Un élément supplémentaire vient encore accroître les tensions : l’insuffisance de moyens matériels de base dans la vie quotidienne. Les établissements manquent de savon, de papier toilette, de cartouches d’imprimante… Depuis qu’il n’y a plus d’appelés, les agents font souvent eux-mêmes le ménage dans les bureaux. Faute de pouvoir passer un marché avec un prestataire d’entretien, on leur fournit des kits de nettoyage et on leur conseille d’aller acheter, sur leurs propres deniers parfois, les produits d’entretien au supermarché d’en face ! Est-ce digne d’une armée moderne ? Croit-on mobiliser ainsi un jeune fier de combattre sous les couleurs de la République ?

Dans ces conditions, évoquer des risques psychosociaux, sans que cela soit inutile, paraît cependant déconnecté de la réalité concrète de chaque jour. Le ministre de la défense a lancé six chantiers de discussion, sinon de négociation.
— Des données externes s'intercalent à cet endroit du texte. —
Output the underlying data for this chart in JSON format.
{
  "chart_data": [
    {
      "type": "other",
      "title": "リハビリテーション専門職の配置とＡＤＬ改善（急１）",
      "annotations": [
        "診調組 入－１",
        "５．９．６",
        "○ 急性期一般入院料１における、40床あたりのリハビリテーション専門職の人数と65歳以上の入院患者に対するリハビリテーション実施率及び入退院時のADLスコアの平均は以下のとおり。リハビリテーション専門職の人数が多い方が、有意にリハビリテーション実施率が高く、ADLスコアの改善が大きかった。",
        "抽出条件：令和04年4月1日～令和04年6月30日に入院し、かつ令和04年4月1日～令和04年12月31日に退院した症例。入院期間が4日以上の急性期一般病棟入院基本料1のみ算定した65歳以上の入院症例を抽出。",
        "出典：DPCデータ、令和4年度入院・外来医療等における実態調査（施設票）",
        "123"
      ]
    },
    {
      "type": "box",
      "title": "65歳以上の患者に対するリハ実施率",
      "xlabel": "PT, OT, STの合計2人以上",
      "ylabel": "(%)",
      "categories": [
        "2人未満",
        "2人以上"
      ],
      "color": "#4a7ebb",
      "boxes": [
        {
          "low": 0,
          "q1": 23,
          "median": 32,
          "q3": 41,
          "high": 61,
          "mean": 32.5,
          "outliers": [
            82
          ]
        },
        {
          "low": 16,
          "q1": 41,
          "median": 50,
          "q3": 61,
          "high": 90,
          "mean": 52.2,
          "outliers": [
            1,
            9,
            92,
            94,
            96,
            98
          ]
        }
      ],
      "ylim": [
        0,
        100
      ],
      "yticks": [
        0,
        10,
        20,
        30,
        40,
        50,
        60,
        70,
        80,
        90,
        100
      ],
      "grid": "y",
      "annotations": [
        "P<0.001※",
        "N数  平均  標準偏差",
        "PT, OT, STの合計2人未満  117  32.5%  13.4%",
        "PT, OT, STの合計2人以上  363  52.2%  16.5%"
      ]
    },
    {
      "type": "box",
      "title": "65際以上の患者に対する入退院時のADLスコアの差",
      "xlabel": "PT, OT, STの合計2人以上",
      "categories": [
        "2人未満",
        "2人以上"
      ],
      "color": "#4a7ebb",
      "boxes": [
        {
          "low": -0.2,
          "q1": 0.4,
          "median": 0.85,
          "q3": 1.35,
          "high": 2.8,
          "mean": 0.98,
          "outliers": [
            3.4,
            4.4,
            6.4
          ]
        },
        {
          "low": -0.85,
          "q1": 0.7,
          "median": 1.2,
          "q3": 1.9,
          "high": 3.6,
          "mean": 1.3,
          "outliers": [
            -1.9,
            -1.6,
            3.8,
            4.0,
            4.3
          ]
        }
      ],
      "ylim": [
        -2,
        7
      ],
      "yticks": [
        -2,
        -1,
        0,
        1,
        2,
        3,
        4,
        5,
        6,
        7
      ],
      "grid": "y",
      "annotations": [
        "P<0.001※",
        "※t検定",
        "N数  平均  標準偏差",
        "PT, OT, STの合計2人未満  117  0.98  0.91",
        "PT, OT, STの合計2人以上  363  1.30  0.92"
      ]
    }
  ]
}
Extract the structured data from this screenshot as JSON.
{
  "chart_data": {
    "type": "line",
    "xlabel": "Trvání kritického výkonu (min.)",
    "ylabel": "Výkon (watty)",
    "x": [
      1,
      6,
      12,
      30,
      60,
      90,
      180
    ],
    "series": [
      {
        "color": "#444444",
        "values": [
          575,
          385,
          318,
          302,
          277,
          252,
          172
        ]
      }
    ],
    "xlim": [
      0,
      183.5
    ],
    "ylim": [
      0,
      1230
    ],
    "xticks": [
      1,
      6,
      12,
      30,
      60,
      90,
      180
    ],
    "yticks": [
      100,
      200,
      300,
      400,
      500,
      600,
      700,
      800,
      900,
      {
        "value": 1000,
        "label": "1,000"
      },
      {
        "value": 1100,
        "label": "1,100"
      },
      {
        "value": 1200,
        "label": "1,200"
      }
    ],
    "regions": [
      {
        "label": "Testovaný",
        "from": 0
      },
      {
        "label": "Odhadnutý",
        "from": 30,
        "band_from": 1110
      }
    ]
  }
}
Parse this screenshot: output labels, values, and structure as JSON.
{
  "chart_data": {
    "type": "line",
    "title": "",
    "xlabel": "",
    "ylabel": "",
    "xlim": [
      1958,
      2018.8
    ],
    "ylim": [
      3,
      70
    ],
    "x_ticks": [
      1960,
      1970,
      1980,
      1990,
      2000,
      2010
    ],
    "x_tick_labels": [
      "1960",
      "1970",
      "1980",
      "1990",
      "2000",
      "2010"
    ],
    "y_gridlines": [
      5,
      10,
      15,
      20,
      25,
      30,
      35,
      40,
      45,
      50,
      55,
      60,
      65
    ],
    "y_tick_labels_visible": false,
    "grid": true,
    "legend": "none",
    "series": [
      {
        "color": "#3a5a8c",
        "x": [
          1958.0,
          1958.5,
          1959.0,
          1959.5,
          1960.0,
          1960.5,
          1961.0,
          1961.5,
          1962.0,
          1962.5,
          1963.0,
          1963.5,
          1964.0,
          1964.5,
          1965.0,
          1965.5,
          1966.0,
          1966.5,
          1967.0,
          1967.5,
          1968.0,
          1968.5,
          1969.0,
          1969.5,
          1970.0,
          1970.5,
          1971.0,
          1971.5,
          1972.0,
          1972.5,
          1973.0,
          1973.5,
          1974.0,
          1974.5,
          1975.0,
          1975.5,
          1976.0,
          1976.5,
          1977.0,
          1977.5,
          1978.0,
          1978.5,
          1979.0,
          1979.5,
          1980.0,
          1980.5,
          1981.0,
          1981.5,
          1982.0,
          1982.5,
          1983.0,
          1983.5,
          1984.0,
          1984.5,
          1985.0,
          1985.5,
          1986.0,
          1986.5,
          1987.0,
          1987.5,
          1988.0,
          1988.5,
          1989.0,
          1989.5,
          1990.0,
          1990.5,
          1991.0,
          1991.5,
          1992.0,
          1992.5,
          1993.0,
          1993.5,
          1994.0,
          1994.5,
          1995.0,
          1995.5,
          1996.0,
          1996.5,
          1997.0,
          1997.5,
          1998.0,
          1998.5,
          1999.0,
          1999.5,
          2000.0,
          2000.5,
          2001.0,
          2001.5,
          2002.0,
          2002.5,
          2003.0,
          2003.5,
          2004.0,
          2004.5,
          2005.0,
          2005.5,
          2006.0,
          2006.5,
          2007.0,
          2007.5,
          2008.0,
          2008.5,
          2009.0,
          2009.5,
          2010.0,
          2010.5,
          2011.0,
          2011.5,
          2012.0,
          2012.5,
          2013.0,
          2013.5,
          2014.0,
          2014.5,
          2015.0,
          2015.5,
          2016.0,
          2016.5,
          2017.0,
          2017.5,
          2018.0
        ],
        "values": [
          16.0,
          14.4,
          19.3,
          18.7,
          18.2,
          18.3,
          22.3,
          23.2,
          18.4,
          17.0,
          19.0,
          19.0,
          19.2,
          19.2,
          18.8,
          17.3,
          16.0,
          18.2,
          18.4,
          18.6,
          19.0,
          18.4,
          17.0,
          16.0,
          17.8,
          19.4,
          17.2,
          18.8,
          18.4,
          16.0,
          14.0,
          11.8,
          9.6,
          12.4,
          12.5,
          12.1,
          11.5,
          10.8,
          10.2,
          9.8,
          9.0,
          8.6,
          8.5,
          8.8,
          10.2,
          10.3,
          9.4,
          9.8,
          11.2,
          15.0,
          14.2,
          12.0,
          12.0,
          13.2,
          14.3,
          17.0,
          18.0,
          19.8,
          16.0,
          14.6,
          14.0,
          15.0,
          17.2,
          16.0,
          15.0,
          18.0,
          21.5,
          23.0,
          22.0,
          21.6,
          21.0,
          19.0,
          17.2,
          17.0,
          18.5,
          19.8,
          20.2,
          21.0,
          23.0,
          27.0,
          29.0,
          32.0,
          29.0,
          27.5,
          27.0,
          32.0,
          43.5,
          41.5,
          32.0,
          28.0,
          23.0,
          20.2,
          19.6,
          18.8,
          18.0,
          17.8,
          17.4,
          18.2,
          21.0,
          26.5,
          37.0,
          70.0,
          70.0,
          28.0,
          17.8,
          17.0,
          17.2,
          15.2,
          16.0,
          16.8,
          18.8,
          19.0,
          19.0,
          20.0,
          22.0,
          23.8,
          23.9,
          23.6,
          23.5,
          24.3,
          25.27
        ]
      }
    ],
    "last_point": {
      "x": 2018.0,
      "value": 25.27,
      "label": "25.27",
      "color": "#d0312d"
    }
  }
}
Soit, mais ne faudrait-il pas commencer par le commencement, c’est-à-dire le confort minimum dû aux agents, civils ou militaires ?

L’utilisation de la réserve, notamment opérationnelle, pose aussi quelques problèmes, alors que celle-ci représente peut-être le dernier maillon du lien entre la nation et son armée. Ses conditions d’emploi sont opaques et son volume est difficilement compréhensible dans l’actuel contexte budgétaire. 71 millions d’euros lui sont consacrés, pour 60 000 réservistes, dont 2 000 au titre de la réserve citoyenne.

Cette dernière mise à part, combien de réservistes sont employés à des fonctions opérationnelles et déployés en OPEX ? Il n’est pas rare que des réservistes soient affectés à des tâches administratives, chargés de communication ou de secrétariat… Est-ce le rôle d’un colonel de réserve que de faire des photocopies pour pallier le manque de personnels civils ? Car les chefs d’établissements, principalement soucieux d’accomplir leurs missions, les font réaliser par les personnels dont ils disposent, quel que soit leur statut. De surcroît, traînent toujours en la matière des rumeurs de copinage.

Enfin, les restrictions budgétaires doivent s’appliquer à tout le monde. Or, les services de l’État ne sachant pas suspendre le traitement d’un agent public pour une semaine, un réserviste fonctionnaire touche à la fois son traitement normal et sa rémunération de réserviste, qui plus est exonérée d’impôt sur le revenu.

Nous demandons donc une enquête approfondie sur l’utilisation de la réserve, qui ne saurait intéresser seulement les états-majors.

Voilà donc plusieurs mois que nous attendons des signes en faveur d’un avenir meilleur pour les personnels civils du ministère de la défense et que nous ne voyons rien venir. On peut apparemment discuter de tout mais à la condition de ne pas parler d’argent ! Or il faudra bien, à un moment ou à un autre, intégrer les éléments budgétaires pour 2014 dans le dialogue social. Comment, sinon, parler sérieusement d’emploi, de mobilité de formation professionnelle ou de risques psychosociaux comme pourtant le ministre nous y invite ?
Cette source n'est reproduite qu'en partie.